5. Map QTLs for groups of phenotypes
When your phenotypes in the BED file are grouped (see section Preparing input files), you can perform a permutation pass at the phenotype group level in order to discover group-level QTLs. To illustrate this, please download a phenotype matrix that contains groups (i.e. genes) of phenotypes (i.e. exons): BED / index. Then, you can run a permutation for all genes in the genomic region [chr22:17000000-18000000] using:
QTLtools cis --vcf genotypes.chr22.vcf.gz --bed exons.50percent.chr22.bed.gz --cov genes.covariates.pc50.txt.gz --permute 1000 --region chr22:17000000-18000000 --grp-best --out permutations.group.txt
This will produce the following output file permutations.group.txt:
ENSG00000237438.2 chr22 17517460 17517460 + ENSG00000237438.2_17537963_17540893 6 5803 25350 rs2845402 chr22 17542810 17542810 356 299.541 1.08226 2456.19 5.99043e-30 -1.01149 0.000999001 7.76962e-24
ENSG00000273203.1 chr22 17548711 17548711 + ENSG00000273203.1_17548711_17551565 1 5889 -31323 rs3016112 chr22 17517388 17517388 356 305.346 1.05214 604.311 5.86611e-06 -0.140609 0.00999001 0.0128458
ENSG00000273442.1 chr22 17561591 17561591 + ENSG00000273442.1_17561591_17562346 1 5911 -8065 rs73149812 chr22 17553526 17553526 356 308.754 1.08518 661.618 0.000244522 0.134045 0.318681 0.304744
ENSG00000177663.9 chr22 17565844 17565844 + ENSG00000177663.9_17588617_17588658 13 5919 23365 rs879577 chr22 17589209 17589209 356 318.783 1.04364 9233.61 1.09512e-14 -0.564073 0.000999001 1.00321e-09
ENSG00000183307.3 chr22 17602257 17602257 - ENSG00000183307.3_17597189_17602257 1 5967 14282 rs6518661 chr22 17587975 17587975 356 335.297 0.983505 921.283 1.56789e-07 -0.00776053 0.000999001 0.00038022
ENSG00000069998.8 chr22 17646177 17646177 - ENSG00000069998.8_17630432_17630635 7 6044 15691 rs1034859 chr22 17630486 17630486 356 300.653 1.15824 3557.61 4.59119e-26 -3.0851 0.000999001 1.38277e-21
ENSG00000093072.11 chr22 17702879 17702879 - ENSG00000093072.11_17669229_17669617 10 6048 33573 rs2231495 chr22 17669306 17669306 356 293.005 0.951732 2908.66 6.71901e-10 -0.503216 0.001998 0.000102004
ENSG00000099954.14 chr22 17840837 17840837 + ENSG00000099954.14_18032535_18037850 1 6200 -664900 rs138493943 chr22 17175937 17175937 356 216.381 0.972885 228.553 0.000188795 0.00948545 0.565435 0.576148
This file is similar to the one given by a standard permutation pass, but it contains the following differences:
- 1. The phenotype group ID (here a gene ID)
- 2. The chromosome ID of the phenotype group
- 3. The start position of the phenotype group
- 4. The end position of the phenotype group
- 5. The strand orientation of the phenotype group
- 6. The top phenotype in the group (here an exon ID)
- 7. The total number of phenotypes in the group (i.e. #exons)
- 8. The total number of variants tested in cis
- 9. The distance between the phenotype group and the tested variant (accounting for strand orientation)

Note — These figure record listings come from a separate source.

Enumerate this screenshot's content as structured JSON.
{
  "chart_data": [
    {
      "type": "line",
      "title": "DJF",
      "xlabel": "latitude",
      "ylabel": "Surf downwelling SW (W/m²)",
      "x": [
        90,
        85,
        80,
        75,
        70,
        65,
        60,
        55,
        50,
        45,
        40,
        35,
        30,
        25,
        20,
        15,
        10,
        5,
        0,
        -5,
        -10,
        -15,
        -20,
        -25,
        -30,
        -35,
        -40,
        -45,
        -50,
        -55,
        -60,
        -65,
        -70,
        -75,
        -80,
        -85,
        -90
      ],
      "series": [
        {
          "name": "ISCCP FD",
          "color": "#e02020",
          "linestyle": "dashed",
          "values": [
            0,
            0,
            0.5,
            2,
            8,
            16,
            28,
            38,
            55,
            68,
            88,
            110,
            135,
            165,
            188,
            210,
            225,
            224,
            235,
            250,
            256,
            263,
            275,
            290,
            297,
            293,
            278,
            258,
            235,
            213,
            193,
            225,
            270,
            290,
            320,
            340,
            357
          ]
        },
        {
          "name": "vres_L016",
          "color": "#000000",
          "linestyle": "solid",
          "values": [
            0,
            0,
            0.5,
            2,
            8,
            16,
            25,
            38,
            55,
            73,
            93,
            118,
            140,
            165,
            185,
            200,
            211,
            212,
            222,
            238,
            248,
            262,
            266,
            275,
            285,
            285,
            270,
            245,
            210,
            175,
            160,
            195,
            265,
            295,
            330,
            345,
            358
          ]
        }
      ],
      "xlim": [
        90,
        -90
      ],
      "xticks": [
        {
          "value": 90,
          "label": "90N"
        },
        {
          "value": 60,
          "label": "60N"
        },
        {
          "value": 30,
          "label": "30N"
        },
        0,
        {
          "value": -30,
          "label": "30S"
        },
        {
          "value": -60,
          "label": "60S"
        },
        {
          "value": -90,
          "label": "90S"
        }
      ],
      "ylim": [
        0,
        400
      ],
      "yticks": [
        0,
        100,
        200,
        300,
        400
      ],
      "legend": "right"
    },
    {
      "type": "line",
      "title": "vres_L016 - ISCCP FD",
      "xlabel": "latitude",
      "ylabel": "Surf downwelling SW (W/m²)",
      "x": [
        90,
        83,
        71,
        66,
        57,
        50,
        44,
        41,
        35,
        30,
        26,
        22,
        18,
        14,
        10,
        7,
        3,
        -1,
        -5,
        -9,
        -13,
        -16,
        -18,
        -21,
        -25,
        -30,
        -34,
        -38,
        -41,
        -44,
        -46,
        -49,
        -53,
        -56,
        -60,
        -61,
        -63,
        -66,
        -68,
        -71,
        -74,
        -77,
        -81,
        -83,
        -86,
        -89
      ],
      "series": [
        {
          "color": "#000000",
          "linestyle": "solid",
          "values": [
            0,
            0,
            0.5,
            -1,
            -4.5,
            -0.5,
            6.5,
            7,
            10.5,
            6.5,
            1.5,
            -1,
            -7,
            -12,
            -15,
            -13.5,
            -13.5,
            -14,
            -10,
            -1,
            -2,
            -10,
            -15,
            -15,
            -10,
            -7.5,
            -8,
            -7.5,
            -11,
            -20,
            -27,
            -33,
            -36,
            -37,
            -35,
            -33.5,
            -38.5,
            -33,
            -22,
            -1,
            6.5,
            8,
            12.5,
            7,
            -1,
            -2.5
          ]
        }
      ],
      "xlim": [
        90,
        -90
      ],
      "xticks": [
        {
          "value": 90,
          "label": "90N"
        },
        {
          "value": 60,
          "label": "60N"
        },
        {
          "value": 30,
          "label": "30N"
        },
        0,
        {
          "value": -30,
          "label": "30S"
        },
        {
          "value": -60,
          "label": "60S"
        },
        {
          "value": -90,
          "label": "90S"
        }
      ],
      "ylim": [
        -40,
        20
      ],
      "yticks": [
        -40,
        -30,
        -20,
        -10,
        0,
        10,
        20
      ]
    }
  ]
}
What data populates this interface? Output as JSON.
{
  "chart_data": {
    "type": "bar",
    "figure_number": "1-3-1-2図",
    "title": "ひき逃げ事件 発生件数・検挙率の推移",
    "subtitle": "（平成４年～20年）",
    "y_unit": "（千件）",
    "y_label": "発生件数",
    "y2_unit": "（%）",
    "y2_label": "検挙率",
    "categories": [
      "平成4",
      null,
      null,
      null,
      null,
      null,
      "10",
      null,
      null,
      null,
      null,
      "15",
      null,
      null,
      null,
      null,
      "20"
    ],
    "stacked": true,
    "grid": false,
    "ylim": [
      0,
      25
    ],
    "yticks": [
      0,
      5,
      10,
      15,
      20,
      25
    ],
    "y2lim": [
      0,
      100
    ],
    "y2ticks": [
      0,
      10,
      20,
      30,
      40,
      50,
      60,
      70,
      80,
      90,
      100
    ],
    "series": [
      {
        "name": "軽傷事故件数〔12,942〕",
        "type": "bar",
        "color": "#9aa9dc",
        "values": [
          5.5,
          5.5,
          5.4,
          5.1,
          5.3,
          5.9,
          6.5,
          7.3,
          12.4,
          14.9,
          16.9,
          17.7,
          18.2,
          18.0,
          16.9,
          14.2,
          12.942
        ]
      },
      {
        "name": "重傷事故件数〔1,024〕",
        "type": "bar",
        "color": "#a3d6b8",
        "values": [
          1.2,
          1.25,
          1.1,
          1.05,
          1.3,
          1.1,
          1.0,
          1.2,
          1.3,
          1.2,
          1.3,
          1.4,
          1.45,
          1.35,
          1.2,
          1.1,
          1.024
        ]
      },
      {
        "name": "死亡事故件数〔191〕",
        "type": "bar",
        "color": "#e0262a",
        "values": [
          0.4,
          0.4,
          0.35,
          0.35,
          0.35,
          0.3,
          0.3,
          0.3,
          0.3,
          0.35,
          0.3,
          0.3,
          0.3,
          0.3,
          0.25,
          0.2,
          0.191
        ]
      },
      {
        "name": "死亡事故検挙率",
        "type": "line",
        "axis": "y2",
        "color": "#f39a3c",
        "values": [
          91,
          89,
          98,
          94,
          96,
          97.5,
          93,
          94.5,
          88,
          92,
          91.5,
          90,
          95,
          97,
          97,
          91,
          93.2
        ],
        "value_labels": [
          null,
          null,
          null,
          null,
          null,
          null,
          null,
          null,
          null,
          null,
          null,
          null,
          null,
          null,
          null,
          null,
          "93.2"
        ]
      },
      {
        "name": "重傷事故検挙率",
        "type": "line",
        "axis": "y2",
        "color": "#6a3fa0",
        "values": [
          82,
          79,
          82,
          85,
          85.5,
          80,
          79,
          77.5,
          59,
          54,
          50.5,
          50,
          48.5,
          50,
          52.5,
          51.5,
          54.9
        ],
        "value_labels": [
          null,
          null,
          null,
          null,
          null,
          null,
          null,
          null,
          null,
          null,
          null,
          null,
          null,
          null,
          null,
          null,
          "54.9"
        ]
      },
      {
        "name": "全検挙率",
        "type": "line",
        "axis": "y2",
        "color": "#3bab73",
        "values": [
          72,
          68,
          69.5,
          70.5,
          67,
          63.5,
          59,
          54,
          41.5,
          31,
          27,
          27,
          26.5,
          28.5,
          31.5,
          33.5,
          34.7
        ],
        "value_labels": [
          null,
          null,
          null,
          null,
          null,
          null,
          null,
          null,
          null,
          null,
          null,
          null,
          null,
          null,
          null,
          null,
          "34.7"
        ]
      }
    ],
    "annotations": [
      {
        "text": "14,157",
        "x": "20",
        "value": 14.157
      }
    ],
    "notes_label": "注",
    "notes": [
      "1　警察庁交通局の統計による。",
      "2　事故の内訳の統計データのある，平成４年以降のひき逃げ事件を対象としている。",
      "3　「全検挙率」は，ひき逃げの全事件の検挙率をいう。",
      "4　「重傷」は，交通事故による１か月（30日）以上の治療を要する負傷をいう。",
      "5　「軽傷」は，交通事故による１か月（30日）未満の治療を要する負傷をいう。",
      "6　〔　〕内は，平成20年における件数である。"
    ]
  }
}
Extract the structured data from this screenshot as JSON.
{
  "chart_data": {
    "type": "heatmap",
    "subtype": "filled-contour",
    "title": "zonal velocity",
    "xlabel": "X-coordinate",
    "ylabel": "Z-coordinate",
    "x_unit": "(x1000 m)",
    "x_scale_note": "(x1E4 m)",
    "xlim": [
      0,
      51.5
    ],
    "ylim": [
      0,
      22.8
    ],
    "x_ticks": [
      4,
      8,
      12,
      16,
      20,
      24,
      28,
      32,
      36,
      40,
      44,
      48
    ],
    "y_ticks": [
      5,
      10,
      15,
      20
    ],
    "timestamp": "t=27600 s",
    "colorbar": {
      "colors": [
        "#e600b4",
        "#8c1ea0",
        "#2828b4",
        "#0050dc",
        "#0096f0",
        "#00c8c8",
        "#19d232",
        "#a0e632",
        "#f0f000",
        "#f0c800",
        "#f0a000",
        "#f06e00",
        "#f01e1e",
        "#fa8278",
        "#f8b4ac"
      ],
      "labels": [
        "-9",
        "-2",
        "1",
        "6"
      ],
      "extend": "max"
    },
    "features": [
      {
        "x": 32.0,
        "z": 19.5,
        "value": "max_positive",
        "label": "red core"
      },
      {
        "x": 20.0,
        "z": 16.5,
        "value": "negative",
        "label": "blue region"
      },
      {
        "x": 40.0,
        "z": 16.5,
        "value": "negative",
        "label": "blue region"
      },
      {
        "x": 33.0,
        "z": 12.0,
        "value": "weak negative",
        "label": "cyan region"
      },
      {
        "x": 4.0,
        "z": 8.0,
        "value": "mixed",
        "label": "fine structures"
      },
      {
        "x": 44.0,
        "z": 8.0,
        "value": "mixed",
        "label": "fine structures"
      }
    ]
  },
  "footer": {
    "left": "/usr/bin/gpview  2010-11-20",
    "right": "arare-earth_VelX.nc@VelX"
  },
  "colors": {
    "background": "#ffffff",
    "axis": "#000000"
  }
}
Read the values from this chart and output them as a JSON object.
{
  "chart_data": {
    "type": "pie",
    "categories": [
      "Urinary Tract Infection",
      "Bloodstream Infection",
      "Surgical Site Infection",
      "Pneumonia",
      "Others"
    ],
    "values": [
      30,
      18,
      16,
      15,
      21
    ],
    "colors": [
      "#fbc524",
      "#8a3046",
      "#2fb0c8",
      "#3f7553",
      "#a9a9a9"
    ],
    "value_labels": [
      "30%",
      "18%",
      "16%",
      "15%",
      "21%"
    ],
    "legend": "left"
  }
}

- 10. The ID of the top variant
- 11. The chromosome ID of the top variant
- 12. The start position of the top variant
- 13. The end position of the top variant
- 14. The number of degrees of freedom used to compute the P-values
- 15. Dummy
- 16. The first parameter value of the fitted beta distribution
- 17. The second parameter value of the fitted beta distribution (it also gives the effective number of independent tests in the region)
- 18. The nominal P-value of association between the top phenotype and the top variant in cis
- 19. The corresponding regression slope
- 20. The P-value of association adjusted for the number of variants and phenotypes tested in cis given by the direct method (i.e. empirircal P-value)
- 21. The P-value of association adjusted for the number of variants and phenotypes tested in cis given by the fitted beta distribution. We strongly recommend to use this adjusted P-value in any downstream analysis
We also implemented an alternative approach to collapse all phenotypes per group using the first principal component of a PCA. To use it, run:
QTLtools cis --vcf genotypes.chr22.vcf.gz --bed exons.50percent.chr22.bed.gz --cov genes.covariates.pc50.txt.gz --permute 1000 --region chr22:17000000-18000000 --grp-pca1 --out permutations.group.txt
The output is the same excepted that the 6th column does not contain the top phenotype but instead the variance explained by PC1.